Recovering and cryopreserving dental stem cells gives people the opportunity to benefit from future regenerative services and medical technology. And it gives dentists the opportunity to expand their practice while providing a potentially life-saving service to their patients.
 
It is only in the past decade that researchers at the National Institutes of Health discovered stem cells within teeth have the ability to grow into a wide range of cells and tissues. This discovery has opened the door to tremendous medical applications, as these stem cells could be used to treat Parkinson’s disease, cancer, Alzheimer’s disease, spinal cord injury, and arthritis to diabetes, infertility, osteoporosis, and brain trauma.

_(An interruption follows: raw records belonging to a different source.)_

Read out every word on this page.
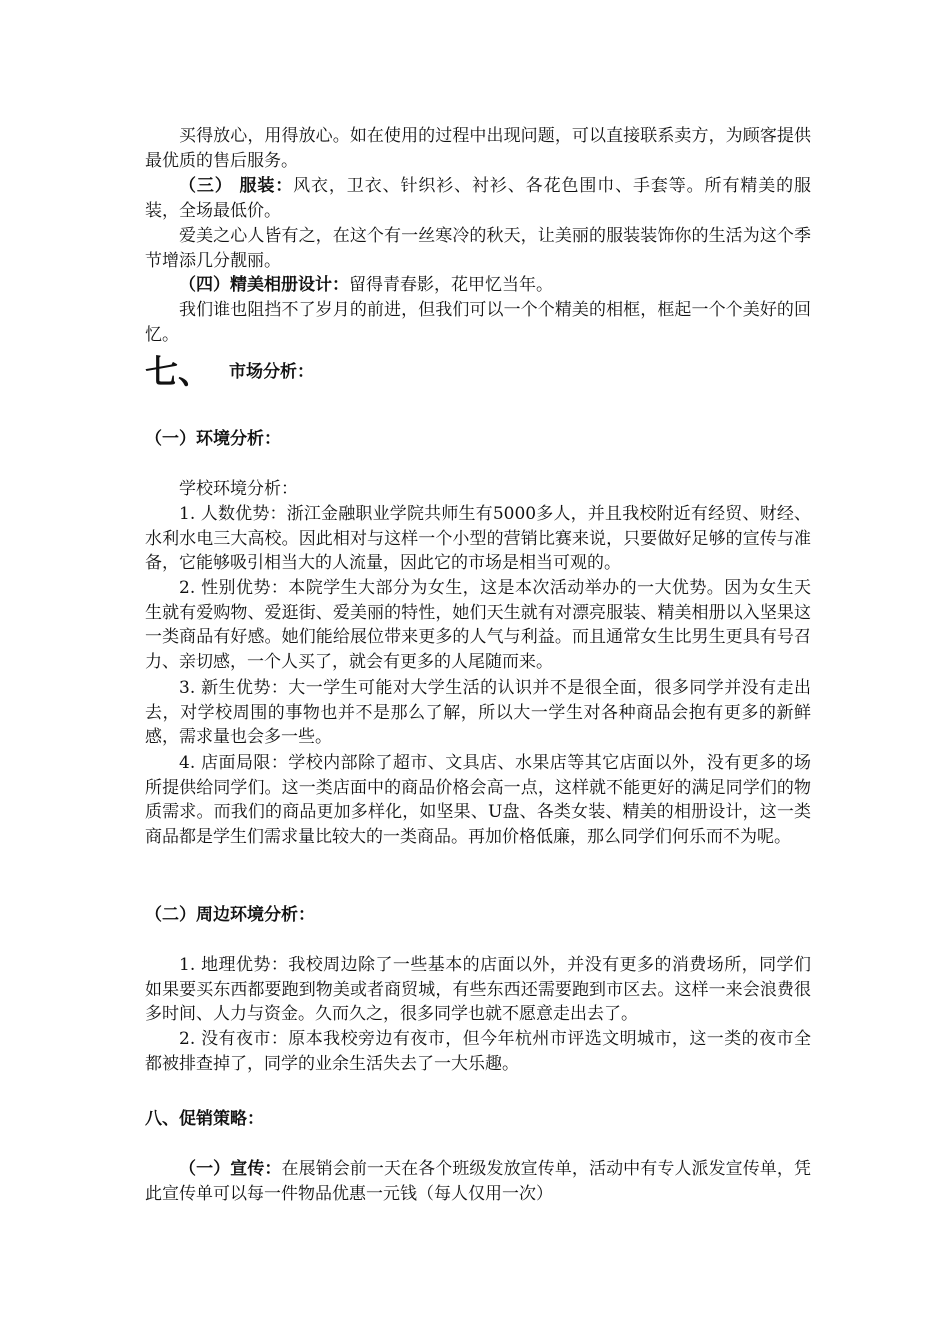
买得放心，用得放心。如在使用的过程中出现问题，可以直接联系卖方，为顾客提供最优质的售后服务。

（三） 服装：风衣，卫衣、针织衫、衬衫、各花色围巾、手套等。所有精美的服装，全场最低价。

爱美之心人皆有之，在这个有一丝寒冷的秋天，让美丽的服装装饰你的生活为这个季节增添几分靓丽。

（四）精美相册设计：留得青春影，花甲忆当年。

我们谁也阻挡不了岁月的前进，但我们可以一个个精美的相框，框起一个个美好的回忆。

七、 市场分析：

（一）环境分析：

学校环境分析：

1. 人数优势：浙江金融职业学院共师生有5000多人，并且我校附近有经贸、财经、水利水电三大高校。因此相对与这样一个小型的营销比赛来说，只要做好足够的宣传与准备，它能够吸引相当大的人流量，因此它的市场是相当可观的。

2. 性别优势：本院学生大部分为女生，这是本次活动举办的一大优势。因为女生天生就有爱购物、爱逛街、爱美丽的特性，她们天生就有对漂亮服装、精美相册以入坚果这一类商品有好感。她们能给展位带来更多的人气与利益。而且通常女生比男生更具有号召力、亲切感，一个人买了，就会有更多的人尾随而来。

3. 新生优势：大一学生可能对大学生活的认识并不是很全面，很多同学并没有走出去，对学校周围的事物也并不是那么了解，所以大一学生对各种商品会抱有更多的新鲜感，需求量也会多一些。

4. 店面局限：学校内部除了超市、文具店、水果店等其它店面以外，没有更多的场所提供给同学们。这一类店面中的商品价格会高一点，这样就不能更好的满足同学们的物质需求。而我们的商品更加多样化，如坚果、U盘、各类女装、精美的相册设计，这一类商品都是学生们需求量比较大的一类商品。再加价格低廉，那么同学们何乐而不为呢。

（二）周边环境分析：

1. 地理优势：我校周边除了一些基本的店面以外，并没有更多的消费场所，同学们如果要买东西都要跑到物美或者商贸城，有些东西还需要跑到市区去。这样一来会浪费很多时间、人力与资金。久而久之，很多同学也就不愿意走出去了。

2. 没有夜市：原本我校旁边有夜市，但今年杭州市评选文明城市，这一类的夜市全都被排查掉了，同学的业余生活失去了一大乐趣。

八、促销策略：

（一）宣传：在展销会前一天在各个班级发放宣传单，活动中有专人派发宣传单，凭此宣传单可以每一件物品优惠一元钱（每人仅用一次）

Mao is an oral surgeon and the director of the Tissue Engineering and Regenerative Medicine Laboratory (TERML) at Columbia University, as well as a professor of dental medicine and biomedical engineering at the university. He serves on the editorial boards of several scientific journals, including Tissue Engineering and the Journal of Biomedical Material Research, and has served on the editorial boards of Stem Cells and Development, Medical Engineering and Physics, and Frontiers of Bioscience. Mao holds numerous patents in the areas of stem cells, tissue engineering, and regenerative medicine, and is a standing member of the Musculoskeletal Tissue Engineering Study Section of the NIH.